What is the payoff for having no space?
Now make a commitment to yourself. List ten ways you could build space and self-care back into your life. Try doing three of them this week.
Learnings from an Imperfect Life
Perfectionism is a powerful driver for me and many of my clients. And yet most of my insight and creativity comes from situations that are far from ideal. Those situations that call on my creativity and determination to get what I want. I have two things I have learned from this:
- Don’t wait for the perfect time, it will never come. The imperfect times are better.
- It is the imperfections that make us human, give us insight, experience and something to teach others. Despite the pain, this is where your riches lie.
Let me illustrate that. After I had my second child and my first started attending school, I spent some time railing against the impossibility of the situation I found myself in. How could I do my consultancy work between school drop off and pick up times, with my clients in London an hour or two away?
I felt really stuck.
Not only did it impact my work, but my feelings of being able to determine my own life. I felt dependent on my husband, bored and lonely. I felt like I losing myself under the pile of laundry and paperwork that kept me at home. I tried to tell myself I could put my own needs on hold until the children were older. I told myself that others worked and had kids and what was wrong with me? And I told myself that if I worked I would not be giving my children enough of my attention and I would be a bad mother. So whichever path I took I would a failure or worse – a bad person.

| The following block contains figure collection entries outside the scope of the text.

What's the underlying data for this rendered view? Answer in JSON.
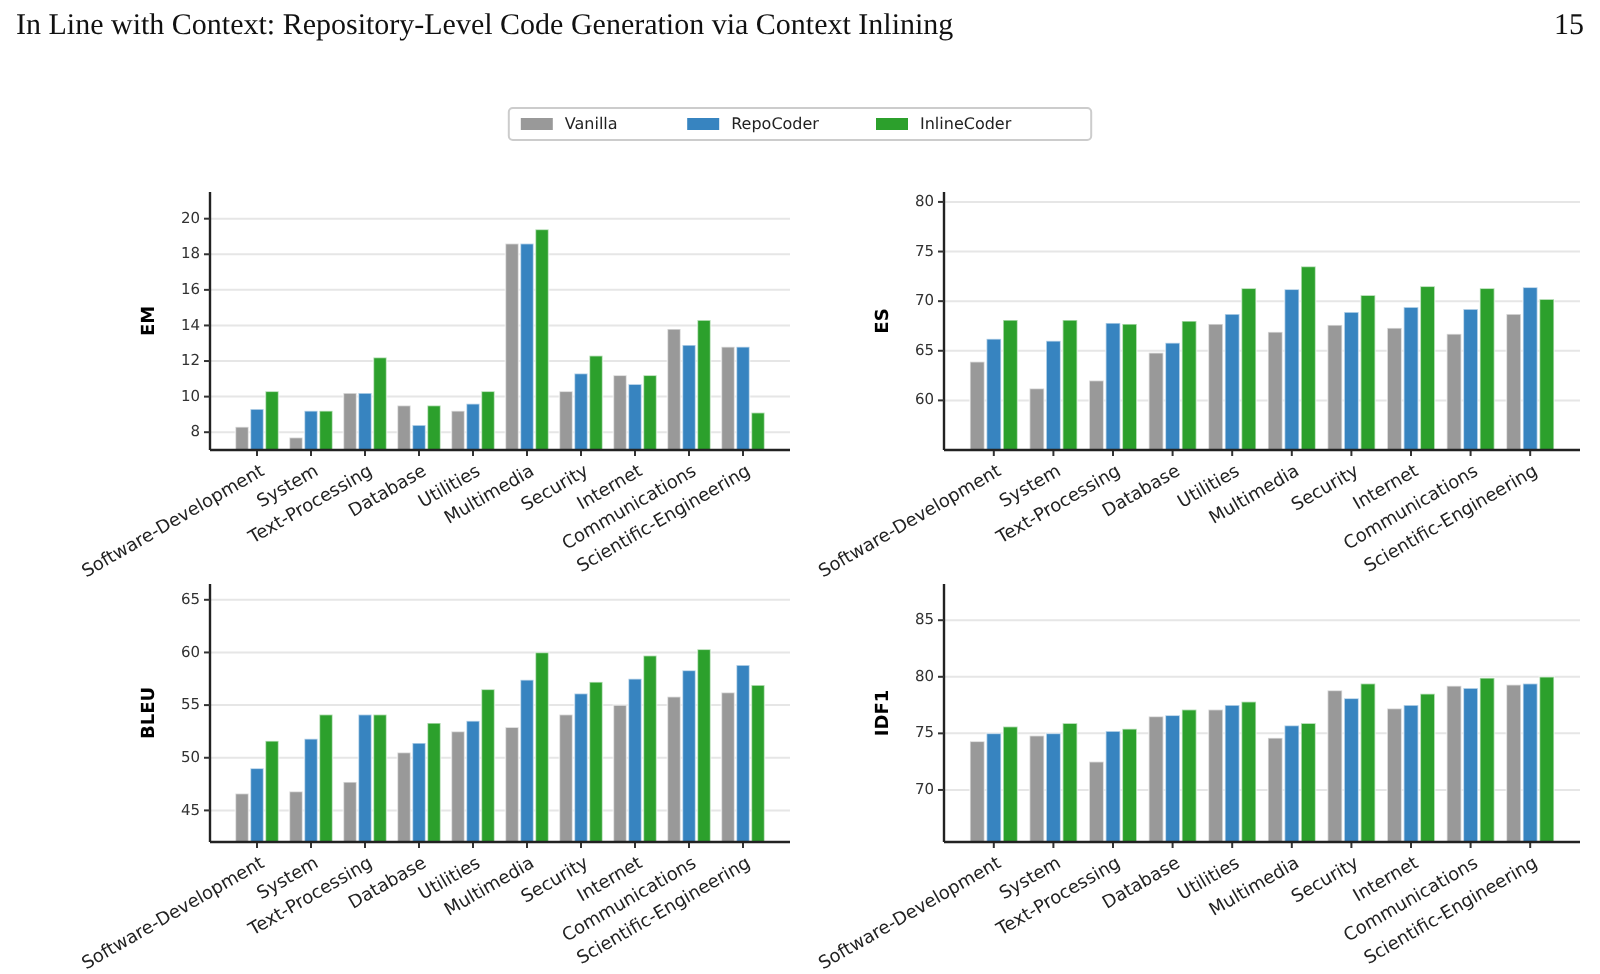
{
  "chart_data": [
    {
      "type": "bar",
      "annotations": [
        "In Line with Context: Repository-Level Code Generation via Context Inlining",
        "15"
      ],
      "ylabel": "EM",
      "legend": "top",
      "grid": "y",
      "categories": [
        "Software-Development",
        "System",
        "Text-Processing",
        "Database",
        "Utilities",
        "Multimedia",
        "Security",
        "Internet",
        "Communications",
        "Scientific-Engineering"
      ],
      "ylim": [
        7,
        21.5
      ],
      "yticks": [
        8,
        10,
        12,
        14,
        16,
        18,
        20
      ],
      "series": [
        {
          "name": "Vanilla",
          "color": "#999999",
          "values": [
            8.3,
            7.7,
            10.2,
            9.5,
            9.2,
            18.6,
            10.3,
            11.2,
            13.8,
            12.8
          ]
        },
        {
          "name": "RepoCoder",
          "color": "#3784c0",
          "values": [
            9.3,
            9.2,
            10.2,
            8.4,
            9.6,
            18.6,
            11.3,
            10.7,
            12.9,
            12.8
          ]
        },
        {
          "name": "InlineCoder",
          "color": "#2ca02c",
          "values": [
            10.3,
            9.2,
            12.2,
            9.5,
            10.3,
            19.4,
            12.3,
            11.2,
            14.3,
            9.1
          ]
        }
      ]
    },
    {
      "type": "bar",
      "ylabel": "ES",
      "grid": "y",
      "categories": [
        "Software-Development",
        "System",
        "Text-Processing",
        "Database",
        "Utilities",
        "Multimedia",
        "Security",
        "Internet",
        "Communications",
        "Scientific-Engineering"
      ],
      "ylim": [
        55,
        81
      ],
      "yticks": [
        60,
        65,
        70,
        75,
        80
      ],
      "series": [
        {
          "color": "#999999",
          "values": [
            63.9,
            61.2,
            62.0,
            64.8,
            67.7,
            66.9,
            67.6,
            67.3,
            66.7,
            68.7
          ]
        },
        {
          "color": "#3784c0",
          "values": [
            66.2,
            66.0,
            67.8,
            65.8,
            68.7,
            71.2,
            68.9,
            69.4,
            69.2,
            71.4
          ]
        },
        {
          "color": "#2ca02c",
          "values": [
            68.1,
            68.1,
            67.7,
            68.0,
            71.3,
            73.5,
            70.6,
            71.5,
            71.3,
            70.2
          ]
        }
      ]
    },
    {
      "type": "bar",
      "ylabel": "BLEU",
      "grid": "y",
      "categories": [
        "Software-Development",
        "System",
        "Text-Processing",
        "Database",
        "Utilities",
        "Multimedia",
        "Security",
        "Internet",
        "Communications",
        "Scientific-Engineering"
      ],
      "ylim": [
        42,
        66.5
      ],
      "yticks": [
        45,
        50,
        55,
        60,
        65
      ],
      "series": [
        {
          "color": "#999999",
          "values": [
            46.6,
            46.8,
            47.7,
            50.5,
            52.5,
            52.9,
            54.1,
            55.0,
            55.8,
            56.2
          ]
        },
        {
          "color": "#3784c0",
          "values": [
            49.0,
            51.8,
            54.1,
            51.4,
            53.5,
            57.4,
            56.1,
            57.5,
            58.3,
            58.8
          ]
        },
        {
          "color": "#2ca02c",
          "values": [
            51.6,
            54.1,
            54.1,
            53.3,
            56.5,
            60.0,
            57.2,
            59.7,
            60.3,
            56.9
          ]
        }
      ]
    },
    {
      "type": "bar",
      "ylabel": "IDF1",
      "grid": "y",
      "categories": [
        "Software-Development",
        "System",
        "Text-Processing",
        "Database",
        "Utilities",
        "Multimedia",
        "Security",
        "Internet",
        "Communications",
        "Scientific-Engineering"
      ],
      "ylim": [
        65.4,
        88.2
      ],
      "yticks": [
        70,
        75,
        80,
        85
      ],
      "series": [
        {
          "color": "#999999",
          "values": [
            74.3,
            74.8,
            72.5,
            76.5,
            77.1,
            74.6,
            78.8,
            77.2,
            79.2,
            79.3
          ]
        },
        {
          "color": "#3784c0",
          "values": [
            75.0,
            75.0,
            75.2,
            76.6,
            77.5,
            75.7,
            78.1,
            77.5,
            79.0,
            79.4
          ]
        },
        {
          "color": "#2ca02c",
          "values": [
            75.6,
            75.9,
            75.4,
            77.1,
            77.8,
            75.9,
            79.4,
            78.5,
            79.9,
            80.0
          ]
        }
      ]
    }
  ]
}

Finding inspiration in adversity
Out of that misery came clarity. My business encompasses both coaching and consultancy for charities and social enterprises. I love both aspects, but I had recently taken on mostly consulting work. The fact that those doors were harder to open helped me to remember how I love coaching, and that it is not limited by time or location. I love how it how it brings me alive to connect with another human being. I love being on a journey to someone’s most fulfilling life. And I love to be the magician helping others see the wonderful truth about themselves.
Playing a bigger game
And the truth about me was that I could do what I wanted. Not, as it turns out, in the way that I expected. Actually it is much better than that. Not only can I work in a flexible way, with the hours I want and no commuting, but with phone or Skype coaching I can have clients anywhere in the world. Subscribers to this newsletter come from the UK, the US, India, Ghana… I run teleseminars and group coaching courses. I am planning a telesummit with an international cast of speakers. I have two books being developed. I have harnessed the power of the internet.
And most importantly, I have discovered my own powerful voice. A voice that has more insightful things to say because it has lived a real life, not a perfect one. Out of the pain came real learning about who I am, how I had limited myself all my life by feeling responsible, not just for my children and what I actually cared about.

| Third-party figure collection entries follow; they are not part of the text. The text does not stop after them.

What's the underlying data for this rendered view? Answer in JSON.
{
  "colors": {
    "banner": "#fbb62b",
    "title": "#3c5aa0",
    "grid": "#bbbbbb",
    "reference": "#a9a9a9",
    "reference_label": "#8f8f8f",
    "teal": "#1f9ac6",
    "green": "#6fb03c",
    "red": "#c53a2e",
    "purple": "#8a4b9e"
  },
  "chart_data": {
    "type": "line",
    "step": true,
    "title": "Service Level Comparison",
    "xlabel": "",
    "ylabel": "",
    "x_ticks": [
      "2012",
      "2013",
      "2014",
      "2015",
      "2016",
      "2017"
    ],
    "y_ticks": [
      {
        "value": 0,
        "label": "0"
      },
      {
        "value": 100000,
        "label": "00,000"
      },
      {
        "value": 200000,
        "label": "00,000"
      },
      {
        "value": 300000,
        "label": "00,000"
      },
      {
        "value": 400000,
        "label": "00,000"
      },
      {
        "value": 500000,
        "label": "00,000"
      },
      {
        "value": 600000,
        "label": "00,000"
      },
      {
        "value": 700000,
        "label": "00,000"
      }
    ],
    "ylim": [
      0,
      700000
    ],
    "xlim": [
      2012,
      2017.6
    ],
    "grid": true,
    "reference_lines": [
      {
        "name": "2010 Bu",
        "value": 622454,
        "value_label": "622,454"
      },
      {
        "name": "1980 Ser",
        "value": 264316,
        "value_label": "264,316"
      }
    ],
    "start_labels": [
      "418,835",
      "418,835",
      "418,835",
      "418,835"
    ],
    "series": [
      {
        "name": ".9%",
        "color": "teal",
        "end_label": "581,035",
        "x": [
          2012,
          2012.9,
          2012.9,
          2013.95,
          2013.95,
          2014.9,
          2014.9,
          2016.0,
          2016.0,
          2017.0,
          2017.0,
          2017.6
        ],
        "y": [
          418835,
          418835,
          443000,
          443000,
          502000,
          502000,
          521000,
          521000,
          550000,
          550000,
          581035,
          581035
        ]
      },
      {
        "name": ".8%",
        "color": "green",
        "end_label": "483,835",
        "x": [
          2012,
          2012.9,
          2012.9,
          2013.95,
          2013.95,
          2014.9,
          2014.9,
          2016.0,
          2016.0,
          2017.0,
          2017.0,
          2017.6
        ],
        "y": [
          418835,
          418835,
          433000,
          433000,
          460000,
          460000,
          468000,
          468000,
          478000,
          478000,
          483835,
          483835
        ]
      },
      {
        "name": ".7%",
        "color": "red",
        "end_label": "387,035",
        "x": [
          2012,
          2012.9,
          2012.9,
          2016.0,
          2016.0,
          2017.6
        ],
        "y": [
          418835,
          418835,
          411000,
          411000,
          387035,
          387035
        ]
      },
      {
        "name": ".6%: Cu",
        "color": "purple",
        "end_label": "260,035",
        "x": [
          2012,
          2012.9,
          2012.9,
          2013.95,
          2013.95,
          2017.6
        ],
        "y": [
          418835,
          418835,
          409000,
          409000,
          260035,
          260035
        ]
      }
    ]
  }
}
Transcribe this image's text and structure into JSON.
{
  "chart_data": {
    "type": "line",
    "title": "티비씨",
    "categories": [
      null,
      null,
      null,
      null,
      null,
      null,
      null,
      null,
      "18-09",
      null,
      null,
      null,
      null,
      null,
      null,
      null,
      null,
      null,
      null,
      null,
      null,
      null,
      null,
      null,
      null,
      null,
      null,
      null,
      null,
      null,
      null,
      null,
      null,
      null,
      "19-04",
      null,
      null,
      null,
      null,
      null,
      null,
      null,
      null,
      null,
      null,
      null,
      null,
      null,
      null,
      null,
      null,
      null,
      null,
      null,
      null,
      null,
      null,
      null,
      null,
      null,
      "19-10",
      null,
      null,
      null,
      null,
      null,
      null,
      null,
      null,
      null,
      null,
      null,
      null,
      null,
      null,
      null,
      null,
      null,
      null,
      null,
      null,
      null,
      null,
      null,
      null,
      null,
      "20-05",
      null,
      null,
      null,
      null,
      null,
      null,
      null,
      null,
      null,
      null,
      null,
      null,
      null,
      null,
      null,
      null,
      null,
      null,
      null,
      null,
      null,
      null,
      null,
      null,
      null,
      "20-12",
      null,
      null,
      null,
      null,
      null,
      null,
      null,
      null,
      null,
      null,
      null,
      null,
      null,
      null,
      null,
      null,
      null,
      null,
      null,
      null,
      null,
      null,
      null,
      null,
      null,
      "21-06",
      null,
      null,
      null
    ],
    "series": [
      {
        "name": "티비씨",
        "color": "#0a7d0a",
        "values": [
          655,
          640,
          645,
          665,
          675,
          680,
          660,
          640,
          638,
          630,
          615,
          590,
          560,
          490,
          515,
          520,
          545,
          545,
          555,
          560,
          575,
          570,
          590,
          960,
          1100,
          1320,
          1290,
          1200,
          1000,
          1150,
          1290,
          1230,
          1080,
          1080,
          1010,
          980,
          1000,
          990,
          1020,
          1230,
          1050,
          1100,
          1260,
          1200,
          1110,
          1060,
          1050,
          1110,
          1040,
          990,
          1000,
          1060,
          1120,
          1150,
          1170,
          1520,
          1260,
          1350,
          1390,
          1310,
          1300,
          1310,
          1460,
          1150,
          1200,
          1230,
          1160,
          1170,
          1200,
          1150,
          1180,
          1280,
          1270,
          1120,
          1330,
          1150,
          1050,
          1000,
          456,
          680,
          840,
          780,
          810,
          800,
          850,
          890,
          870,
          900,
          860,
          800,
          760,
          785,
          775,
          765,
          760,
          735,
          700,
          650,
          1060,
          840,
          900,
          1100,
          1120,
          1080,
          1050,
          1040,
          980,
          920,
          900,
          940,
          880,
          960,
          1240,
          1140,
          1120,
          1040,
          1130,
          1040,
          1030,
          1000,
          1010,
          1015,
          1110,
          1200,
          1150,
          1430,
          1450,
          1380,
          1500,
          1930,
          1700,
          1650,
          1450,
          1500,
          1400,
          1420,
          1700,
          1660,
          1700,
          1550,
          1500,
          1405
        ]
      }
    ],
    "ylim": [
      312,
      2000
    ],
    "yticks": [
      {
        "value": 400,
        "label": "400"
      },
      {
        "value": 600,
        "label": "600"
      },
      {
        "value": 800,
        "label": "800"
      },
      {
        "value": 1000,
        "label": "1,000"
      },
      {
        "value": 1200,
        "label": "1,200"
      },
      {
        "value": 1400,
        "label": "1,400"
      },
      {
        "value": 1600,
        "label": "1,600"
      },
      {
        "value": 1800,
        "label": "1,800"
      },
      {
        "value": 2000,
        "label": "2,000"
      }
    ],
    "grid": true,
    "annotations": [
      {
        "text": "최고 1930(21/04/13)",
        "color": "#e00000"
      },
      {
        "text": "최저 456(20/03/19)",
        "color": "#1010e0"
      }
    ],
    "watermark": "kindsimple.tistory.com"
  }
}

Don’t wait for the perfect time – it will never come
Life is like that – there is always some reason not to do what you really want. So next time you think you can’t, because you haven’t got time / tidied the house / got fit / earned enough money / got the right qualification / add your own reason here…, ask yourself – “what could I do right now, even though that is still true?”
If it is too hard to write one answer (perfectionism might demand that it is the ‘right’ one) try writing 30 answers. Then pick one, two or three and pursue them a little. Notice what possibilities open up for you.

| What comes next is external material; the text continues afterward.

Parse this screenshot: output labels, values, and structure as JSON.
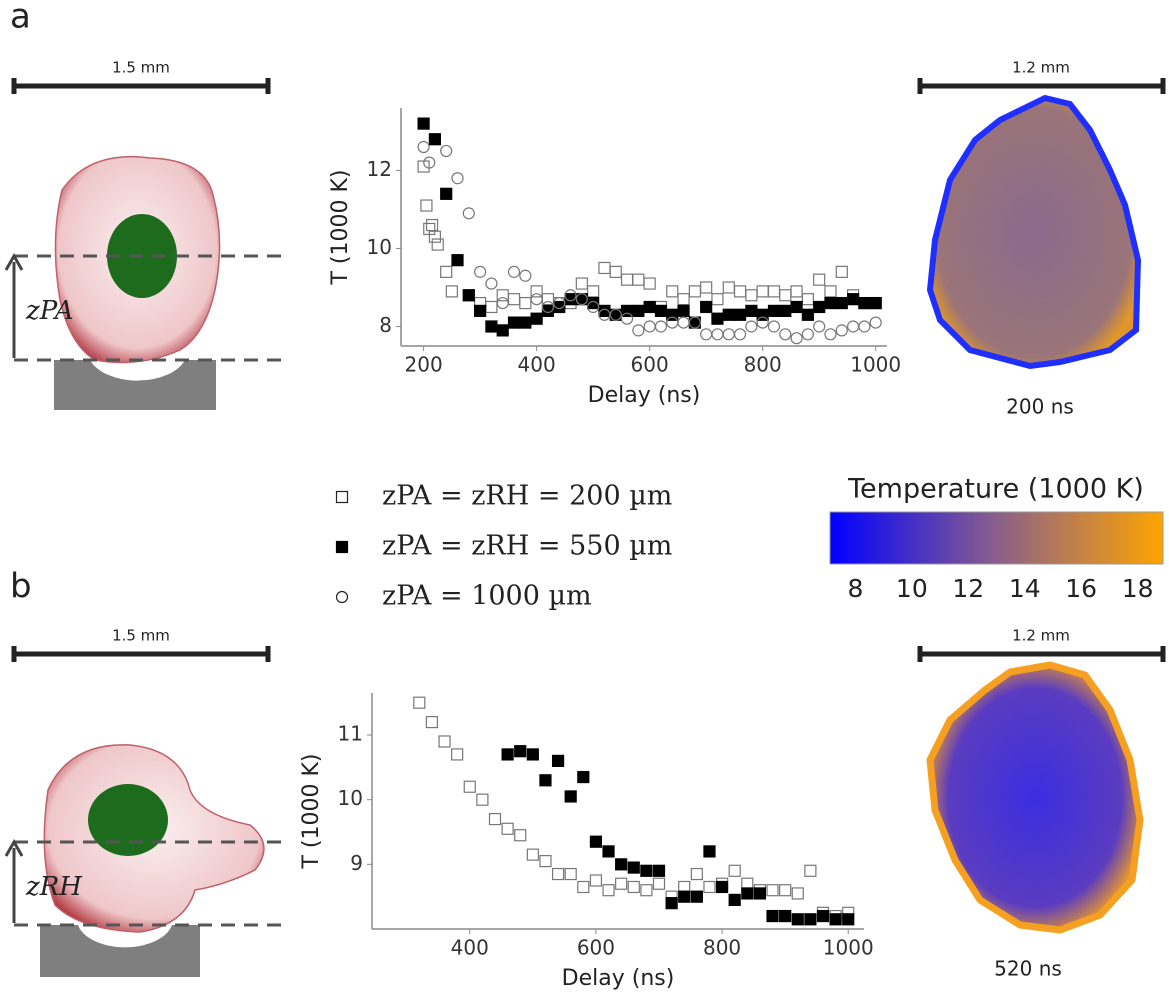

Then think about something that is bringing you pain and limitation. Somewhere you feel stuck. What does this situation have to teach you about yourself and what matters to you?
And, please, post a comment at the end of this blog sharing what you have realised you could do, when before you saw only limits.
Talk about synchronicity… Someone just sent the this quotation from Thomas Edison, right after I wrote this article:
“When you have exhausted all possibilities, remember this: you haven’t.”